Splitty: Design System

Splitty is a mobile app that allows users to easily share expenses between friends, settle trip costs, divide household bills, and more. With a lot of complicated calculations happening in the background, users needed a simple interface that conveyed reliability without looking like an Excel spreadsheet. The Splitty Design System is part of a personal project completed during the recent Covid-19 lockdown, allowing me to efficiently design a digital product with a cohesive user experience.




Design System,



Laying the foundations

After being responsible for design audits, rebranding exercises and design systems in the past, I've had plenty of first-hand experience in trying to work through design debt that stems from a product designed with pages in mind, rather than systems. Not only is the look and feel of the product fragmented, but attempting to program a well-structured app when each component has a slightly different style quickly results in irreversible code bloat. From the user's perspective, as the nature of bill-splitting is complicated and frustrating, I wanted to remove any ambiguity by making sure they were able to frictionlessly move through structured and consistent flows.

With these considerations in mind, I created a design system in Figma based on the Atomic methodology, in which the most basic components (or 'atoms') are combined to form increasingly complex structures ('molecules' and 'organisms'), that then come together to create reusable templates and live pages. This nested system of inter-dependent components allowed me to apply sweeping, consistent changes to my designs as I rapidly iterated on them. Underpinning this structure are the foundational level elements, such as colour, typography and spacing, established to maintain brand and consistency.


The name Splitty comes from a play on two of the existing products in the space, Splitwise and Kitty Split. The word 'split' in itself sounds sharp, and in a nod to the app's bill-splitting function, the 'i' lends itself nicely into a divide symbol that slices right through the middle, symbolising an even, fair split.

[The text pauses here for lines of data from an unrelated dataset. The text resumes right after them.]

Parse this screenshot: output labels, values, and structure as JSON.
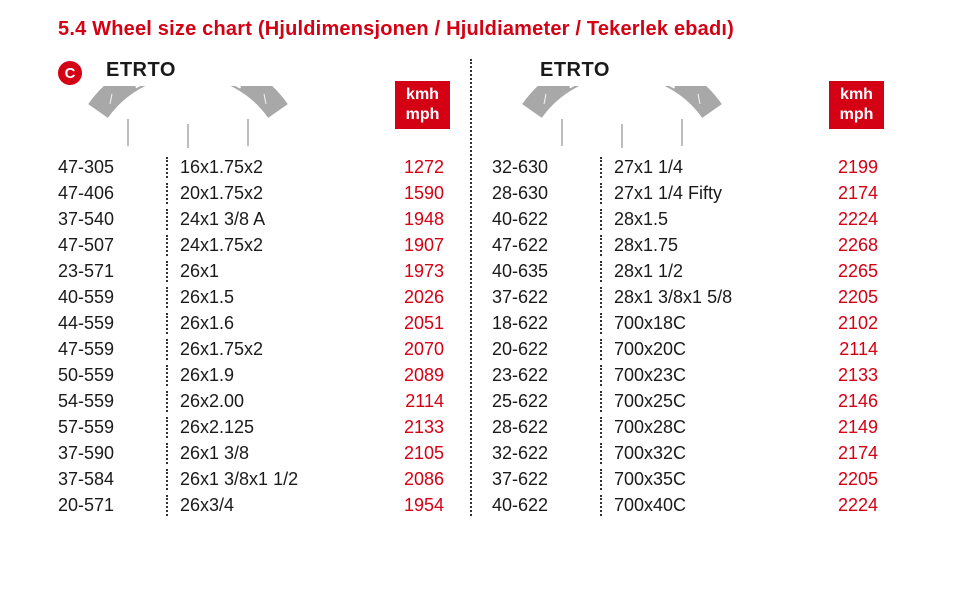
{
  "title": "5.4 Wheel size chart (Hjuldimensjonen / Hjuldiameter / Tekerlek ebadı)",
  "colors": {
    "accent": "#d40014",
    "text": "#1a1a1a",
    "tire_fill": "#a8a8a8",
    "tire_text": "#ffffff",
    "background": "#ffffff"
  },
  "typography": {
    "title_size": 20,
    "header_size": 20,
    "row_size": 18,
    "unit_size": 16
  },
  "badge_letter": "C",
  "etrto_header": "ETRTO",
  "tire_label": "16 x 1.75 x 2",
  "unit_label_1": "kmh",
  "unit_label_2": "mph",
  "left": {
    "rows": [
      {
        "etrto": "47-305",
        "size": "16x1.75x2",
        "val": "1272"
      },
      {
        "etrto": "47-406",
        "size": "20x1.75x2",
        "val": "1590"
      },
      {
        "etrto": "37-540",
        "size": "24x1 3/8 A",
        "val": "1948"
      },
      {
        "etrto": "47-507",
        "size": "24x1.75x2",
        "val": "1907"
      },
      {
        "etrto": "23-571",
        "size": "26x1",
        "val": "1973"
      },
      {
        "etrto": "40-559",
        "size": "26x1.5",
        "val": "2026"
      },
      {
        "etrto": "44-559",
        "size": "26x1.6",
        "val": "2051"
      },
      {
        "etrto": "47-559",
        "size": "26x1.75x2",
        "val": "2070"
      },
      {
        "etrto": "50-559",
        "size": "26x1.9",
        "val": "2089"
      },
      {
        "etrto": "54-559",
        "size": "26x2.00",
        "val": "2114"
      },
      {
        "etrto": "57-559",
        "size": "26x2.125",
        "val": "2133"
      },
      {
        "etrto": "37-590",
        "size": "26x1 3/8",
        "val": "2105"
      },
      {
        "etrto": "37-584",
        "size": "26x1 3/8x1 1/2",
        "val": "2086"
      },
      {
        "etrto": "20-571",
        "size": "26x3/4",
        "val": "1954"
      }
    ]
  },
  "right": {
    "rows": [
      {
        "etrto": "32-630",
        "size": "27x1 1/4",
        "val": "2199"
      },
      {
        "etrto": "28-630",
        "size": "27x1 1/4 Fifty",
        "val": "2174"
      },
      {
        "etrto": "40-622",
        "size": "28x1.5",
        "val": "2224"
      },
      {
        "etrto": "47-622",
        "size": "28x1.75",
        "val": "2268"
      },
      {
        "etrto": "40-635",
        "size": "28x1 1/2",
        "val": "2265"
      },
      {
        "etrto": "37-622",
        "size": "28x1 3/8x1 5/8",
        "val": "2205"
      },
      {
        "etrto": "18-622",
        "size": "700x18C",
        "val": "2102"
      },
      {
        "etrto": "20-622",
        "size": "700x20C",
        "val": "2114"
      },
      {
        "etrto": "23-622",
        "size": "700x23C",
        "val": "2133"
      },
      {
        "etrto": "25-622",
        "size": "700x25C",
        "val": "2146"
      },
      {
        "etrto": "28-622",
        "size": "700x28C",
        "val": "2149"
      },
      {
        "etrto": "32-622",
        "size": "700x32C",
        "val": "2174"
      },
      {
        "etrto": "37-622",
        "size": "700x35C",
        "val": "2205"
      },
      {
        "etrto": "40-622",
        "size": "700x40C",
        "val": "2224"
      }
    ]
  }
}
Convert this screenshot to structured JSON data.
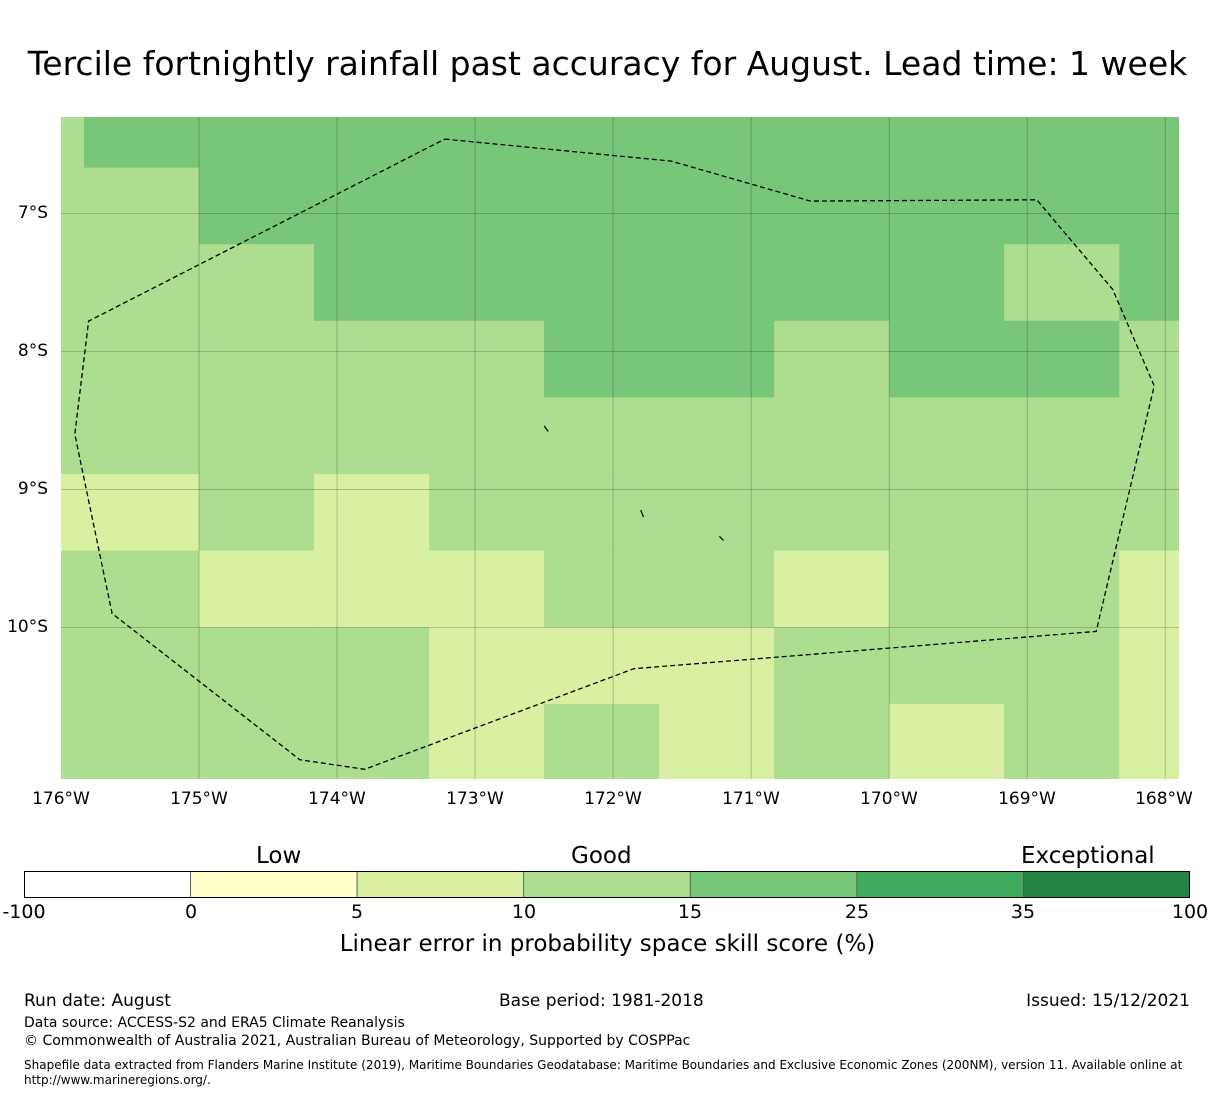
{
  "title": "Tercile fortnightly rainfall past accuracy for August. Lead time: 1 week",
  "map": {
    "lon_range": [
      -176,
      -167.9
    ],
    "lat_range": [
      -6.3,
      -11.1
    ],
    "grid_lon": [
      -175,
      -174,
      -173,
      -172,
      -171,
      -170,
      -169,
      -168
    ],
    "grid_lat": [
      -7,
      -8,
      -9,
      -10
    ],
    "lat_labels": [
      "7°S",
      "8°S",
      "9°S",
      "10°S"
    ],
    "lon_labels": [
      "176°W",
      "175°W",
      "174°W",
      "173°W",
      "172°W",
      "171°W",
      "170°W",
      "169°W",
      "168°W"
    ],
    "lon_edges": [
      -176,
      -175.833,
      -175,
      -174.167,
      -173.333,
      -172.5,
      -171.667,
      -170.833,
      -170,
      -169.167,
      -168.333,
      -167.9
    ],
    "lat_edges": [
      -6.3,
      -6.667,
      -7.222,
      -7.778,
      -8.333,
      -8.889,
      -9.444,
      -10,
      -10.556,
      -11.1
    ],
    "cells": [
      [
        3,
        4,
        4,
        4,
        4,
        4,
        4,
        4,
        4,
        4,
        4
      ],
      [
        3,
        3,
        4,
        4,
        4,
        4,
        4,
        4,
        4,
        4,
        4
      ],
      [
        3,
        3,
        3,
        4,
        4,
        4,
        4,
        4,
        4,
        3,
        4
      ],
      [
        3,
        3,
        3,
        3,
        3,
        4,
        4,
        3,
        4,
        4,
        3
      ],
      [
        3,
        3,
        3,
        3,
        3,
        3,
        3,
        3,
        3,
        3,
        3
      ],
      [
        2,
        2,
        3,
        2,
        3,
        3,
        3,
        3,
        3,
        3,
        3
      ],
      [
        3,
        3,
        2,
        2,
        2,
        3,
        3,
        2,
        3,
        3,
        2
      ],
      [
        3,
        3,
        3,
        3,
        2,
        2,
        2,
        3,
        3,
        3,
        2
      ],
      [
        3,
        3,
        3,
        3,
        2,
        3,
        2,
        3,
        2,
        3,
        2
      ]
    ],
    "boundary_lonlat": [
      [
        -173.22,
        -6.46
      ],
      [
        -171.58,
        -6.62
      ],
      [
        -170.57,
        -6.91
      ],
      [
        -168.93,
        -6.9
      ],
      [
        -168.38,
        -7.55
      ],
      [
        -168.08,
        -8.25
      ],
      [
        -168.5,
        -10.03
      ],
      [
        -171.85,
        -10.3
      ],
      [
        -173.8,
        -11.03
      ],
      [
        -174.27,
        -10.96
      ],
      [
        -175.63,
        -9.9
      ],
      [
        -175.9,
        -8.6
      ],
      [
        -175.8,
        -7.78
      ],
      [
        -173.22,
        -6.46
      ]
    ],
    "islands_lonlat": [
      [
        [
          -172.5,
          -8.54
        ],
        [
          -172.47,
          -8.58
        ]
      ],
      [
        [
          -171.8,
          -9.15
        ],
        [
          -171.78,
          -9.2
        ]
      ],
      [
        [
          -171.23,
          -9.34
        ],
        [
          -171.2,
          -9.37
        ]
      ]
    ]
  },
  "colorbar": {
    "colors": [
      "#ffffff",
      "#ffffcc",
      "#d9f0a3",
      "#addd8e",
      "#78c679",
      "#41ab5d",
      "#238443"
    ],
    "ticks": [
      "-100",
      "0",
      "5",
      "10",
      "15",
      "25",
      "35",
      "100"
    ],
    "categories": [
      "Low",
      "Good",
      "Exceptional"
    ],
    "label": "Linear error in probability space skill score (%)"
  },
  "footer": {
    "run_date": "Run date: August",
    "base_period": "Base period: 1981-2018",
    "issued": "Issued: 15/12/2021",
    "data_source": "Data source: ACCESS-S2 and ERA5 Climate Reanalysis",
    "copyright": "© Commonwealth of Australia 2021, Australian Bureau of Meteorology, Supported by COSPPac",
    "shapefile": "Shapefile data extracted from Flanders Marine Institute (2019), Maritime Boundaries Geodatabase: Maritime Boundaries and Exclusive Economic Zones (200NM), version 11. Available online at http://www.marineregions.org/."
  }
}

The most common complaint regarding the existing expense splitting apps was that their interface was either cluttered or too vague, and when users were needing to interpret the results themselves it ultimately led to a lack of brand trust. I wanted to create a product that was in line with some of the best modern apps today - clean and minimal for optimal usability, with pops of considered colour to keep things fresh. 


A vibrant, punchy blue strikes the right balance between being modern and dependable, and provides the user with a clear path through the app. This is supported by complementary vivid yellow that is friendly and communicates clarity. The grey and feedback palettes that form the functional side of the app have all been kept minimal to reduce design bloat and ensure their application remains flexible. Working with the four most 'basic' colours (blue, yellow, red and green) helps to illustrate the app's simplicity. 


The component library

Once I had established the product foundations as styles in Figma, I used this to create a library of inter-dependent, responsive UI elements. For this project I worked with nested 'master' components, meaning as I iterated on the design, I only needed to edit the original component to then apply sweeping and consistent changes to all instances. I also relied heavily on Figma's variants feature to ensure I'd covered all states of a component (e.g. focused or disabled), which not only drastically reduced the time to prototype and test my designs, but would support documentation and developer handoff.



Masters & nesting

Working with nested master components meant that I was able to apply sweeping changes to all instances as I rapidly iterated on design, resulting in a cohesive user experience.



Variants & states

Figma variants allowed me to easily toggle between a component's properties and values, such as its state, and significantly sped up the ability to test my designs through prototypes.



Responsive design

All components were ensured to be completely responsive, with Figma Constraints and Auto Layout helping determine how an object should respond to changes in content and screen size.